REPUBLIKA.CO.ID, SURABAYA -- Tepat di gapura arah makam Sunan Ampel, berdiri sesosok pria bersama anaknya yang usia sepertinya baru menginjak belasan tahun, berjalan dan sesekali menghentikan langkahnya.
Dia adalah Zeid Muhammad, atau sehari-harinya akrab disapa Gus Zeid, yang saat ini juga tercatat sebagai sejarawan Sunan Ampel dan pengurus Masjid Agung.
Sembari menunjukkan makam Sunan Ampel dan keluarga serta santri-santrinya, pria berwajah Timur Tengah itu menjelaskan bahwa Sunan Ampel adalah sosok ulama yang merupakan keturunan dari seorang ayah yang lahir di Samarkand, salah satu negara di kawasan Asia Tengah atau tidak jauh dari Uzbekistan dan Kazakhstan.
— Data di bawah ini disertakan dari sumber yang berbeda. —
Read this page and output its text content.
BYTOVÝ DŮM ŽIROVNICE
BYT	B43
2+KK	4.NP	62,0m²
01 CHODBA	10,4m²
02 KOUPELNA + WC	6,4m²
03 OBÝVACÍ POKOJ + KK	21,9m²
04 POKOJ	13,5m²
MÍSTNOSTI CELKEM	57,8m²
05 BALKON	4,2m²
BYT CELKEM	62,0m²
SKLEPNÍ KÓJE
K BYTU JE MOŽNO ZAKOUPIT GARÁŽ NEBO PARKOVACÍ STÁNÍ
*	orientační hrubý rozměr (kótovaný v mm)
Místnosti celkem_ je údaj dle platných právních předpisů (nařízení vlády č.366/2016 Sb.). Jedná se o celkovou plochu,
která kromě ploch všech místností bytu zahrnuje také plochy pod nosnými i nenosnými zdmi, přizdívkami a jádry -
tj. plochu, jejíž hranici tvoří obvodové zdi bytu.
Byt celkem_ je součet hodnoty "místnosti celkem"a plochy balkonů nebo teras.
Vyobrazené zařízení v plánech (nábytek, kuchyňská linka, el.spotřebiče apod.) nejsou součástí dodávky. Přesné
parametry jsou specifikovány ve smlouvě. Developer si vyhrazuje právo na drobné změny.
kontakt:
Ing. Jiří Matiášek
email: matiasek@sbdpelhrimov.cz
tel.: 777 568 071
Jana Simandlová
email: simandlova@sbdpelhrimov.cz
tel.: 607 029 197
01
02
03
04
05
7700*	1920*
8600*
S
"Ibunya adalah Dewi Chandrawulan, yakni putri dari raja Champa, salah satu negeri di kawasan Asia Tenggara. Sunan Ampel datang memenuhi tugas kemanusiaan di Tanah Jawa atas permintaan bibinya (adik ibunya), yang merupakan istri dari Raden Prabu Kertawidjaja," ucapnya.
Memiliki nama asli Sayyid Ali Rahmatullah atau akrab disapa Raden Rahmatullah, lahir di negeri ibunya pada 1401 Masehi. Alasan Sunan Ampel dihadirkan di Jawa, kata dia, karena Sunan Ampel diyakini mampu mengubah dari satu kultur pada zaman dulu, ketika terjadi degradasi moral yang tidak jauh beda dengan zaman jahiliyah karena marak pembunuhan, perampokan, pemerkosaan dan sebagainya.
Pertama kali menginjakkan kaki di Jawa, Sunan Ampel mengevaluasi apa yang menjadi langkah Syaikh Jamalluddin sebelumnya. Sunan Ampel dalam dakwahnya tidak memaksa rakyat untuk kembali ke Islam, namun dilalui dengan menyentuh masyarakat dan bersosialisasi sekaligus membangun budi pekerti luhur.
"Awal yang memperbaiki dan membuat satu kemajuan yakni Sunan Ampel tidak mengajak ikut masuk agama, tapi memperbaiki budi pekerti dengan visi," tukasnya.
Sebagai seorang ulama yang giat berdakwah, Sunan Ampel mempunyai ajaran yang terkenal dengan sebutan "molimo". "Mo" berarti tidak mau, sedangkan limo adalah lima perkara, jadi "molimo" adalah tidak mau melakukan lima perkara yang terlarang.
Kelima ajaran Sunan Ampel itu adalah, "Emoh Main" (tidak mau main judi), "Emoh Ngumbi" (tidak mau minum-minuman yang memabukkan), "Emoh Madat" (tidak mau mengisap candu atau ganja), "Emoh Maling" (tidak mau mencuri atau kolusi) dan "Emoh Madon" (tidak mau main perempuan yang bukan istrinya/zina).
Lima perkara itu yang selalu dijadikan satu pegangan, hingga pada akhirnya Sunan Ampel membuat istilah lagi membangun budi pekerti luhur, karena ketika sudah dibangun budi pekertinya maka akan memiliki sopan santun, tata krama dan perilaku indah.